From St. Petersburg to Tennessee

28 hours on the road, a suspicious trimmer, and a $200 “tour”

When my husband signed a work contract in the U.S., it was time to move the family.

The tickets were bought by his employer. Very expensive. Not exactly optimal, though: two layovers, a change of airports along the way, and nearly 28 hours door-to-door. With two kids, ages 5 and 10.

Oh well. We’ll manage! After all, it was America, almost the whole family together (our 20-year-old daughter stayed behind), and on someone else’s dime — too rare a chance to complain.

The St. Petersburg send-off

We loaded into a taxi around 3 a.m., since our first flight to Paris was at 6.

Things immediately started going sideways at the airport. During baggage screening, vigilant customs officers tore through our carefully packed suitcase, hunting for some mysterious device.

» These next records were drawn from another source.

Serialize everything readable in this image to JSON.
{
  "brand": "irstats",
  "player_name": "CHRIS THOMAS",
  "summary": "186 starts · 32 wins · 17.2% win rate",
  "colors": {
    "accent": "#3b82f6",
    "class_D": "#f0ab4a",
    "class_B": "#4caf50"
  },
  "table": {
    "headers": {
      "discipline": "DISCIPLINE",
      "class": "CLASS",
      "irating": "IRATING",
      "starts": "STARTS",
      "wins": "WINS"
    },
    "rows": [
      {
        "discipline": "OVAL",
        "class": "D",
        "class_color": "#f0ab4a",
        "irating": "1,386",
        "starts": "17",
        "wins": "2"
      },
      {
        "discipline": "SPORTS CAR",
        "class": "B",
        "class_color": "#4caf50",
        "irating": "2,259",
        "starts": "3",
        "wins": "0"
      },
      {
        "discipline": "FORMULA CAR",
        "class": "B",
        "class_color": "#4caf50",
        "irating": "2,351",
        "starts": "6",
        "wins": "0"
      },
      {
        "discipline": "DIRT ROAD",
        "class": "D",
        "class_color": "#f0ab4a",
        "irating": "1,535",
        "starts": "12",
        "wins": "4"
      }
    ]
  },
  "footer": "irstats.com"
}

They found it: a tiny trimmer we’d forgotten about. The officers relaxed, while we stared at the mountain of clothes on the table and silently concluded our plane to Paris would leave without us. Time was running out.

But the polite detectives assured us we’d make it and somehow managed to squash everything back inside — though now our shoes and toothbrushes were neighbors now. Minor details.

At the check-in desk, a stern woman in uniform demanded we write down our exact U.S. address on a slip of paper. Clearly, the Motherland wasn’t eager to let us go.

Paris

Paris left little impression. The layover was too short for any leisure — we spent it sprinting through terminals to make our New York flight, joining boarding just in time.

Surprisingly, the transatlantic crossing went smoothly. Nothing memorable, nothing tragic.

New York

At JFK we stood in line for passport control for an hour and a half, collected our bags, and faced the question: how do we get to LaGuardia with two kids and eight suitcases? Answer: taxi.

A roomy minivan pulled up. The smiling driver greeted us in Russian and introduced himself as Misha. “Why so surprised?” he said. “There are over a million Russian speakers in New York.”

Delighted to find a kindred spirit so quickly, we asked if he could give us a little sightseeing tour before dropping us at the other airport.

– “Sure,” he said

– “How much?”

– “Well, usually $30 an hour. Depends how long you want to ride.”

We decided three hours would be enough and set a cap of $100.

Deal.

For the next two hours our driver never stopped talking, seasoning his Russian with English words he clearly couldn’t live without. He tried to cram in as much as possible — about New York and about himself:

He was Jewish, moved here with his wife from Uzbekistan after the USSR collapsed, the last of his family to leave. Currently on his fourth marriage — all wives from the former Soviet Union. Here, he claimed, he ran his own jewelry business. Successful.

And the taxi? Oh, that was just a hobby.

Uh-huh. My husband and I exchanged knowing looks.

The tour itself was excellent — we drove through Manhattan, along Broadway and Fifth Avenue, sat in classic New York traffic jams:

We gawked at ordinary skyscrapers:

And at the ultra-thin ones — the city’s new architectural fad:

We even stopped to snap a photo with the Statue of Liberty in the background. The statue looked fabulous. Us — not so much. Twenty hours in airports and planes were written all over our faces.

The whirlwind tour wrapped up, and we pulled into LaGuardia.

– “How much?”

– “Two hundred dollars,” Misha said without batting an eye, conveniently forgetting our earlier $100 agreement.

We weren’t even surprised — so we didn’t bat an eye either. And honestly, the tour had exceeded expectations. We even tossed in a tip — to support that “jewelry business” of his — and shuffled off to check in for our next flight, nudging our half-asleep kids forward.

The final stretch

I barely remember the last flight. My husband and I were hanging on by a thread, so once we wedged our snoring kids into their seats, we immediately passed out ourselves. We woke only as the plane landed, 10:50 p.m. local time — 6 a.m. Moscow time.

Curiously, that wall of exhaustion turned into an unexpected bonus: fast adaptation to the new time zone. We went to bed in sync with our “old” clocks, and when we woke, it felt natural to switch into the new rhythm. Moscow and its time instantly became a distant abstraction.

The original Russian version of this article was published on September 13, 2019.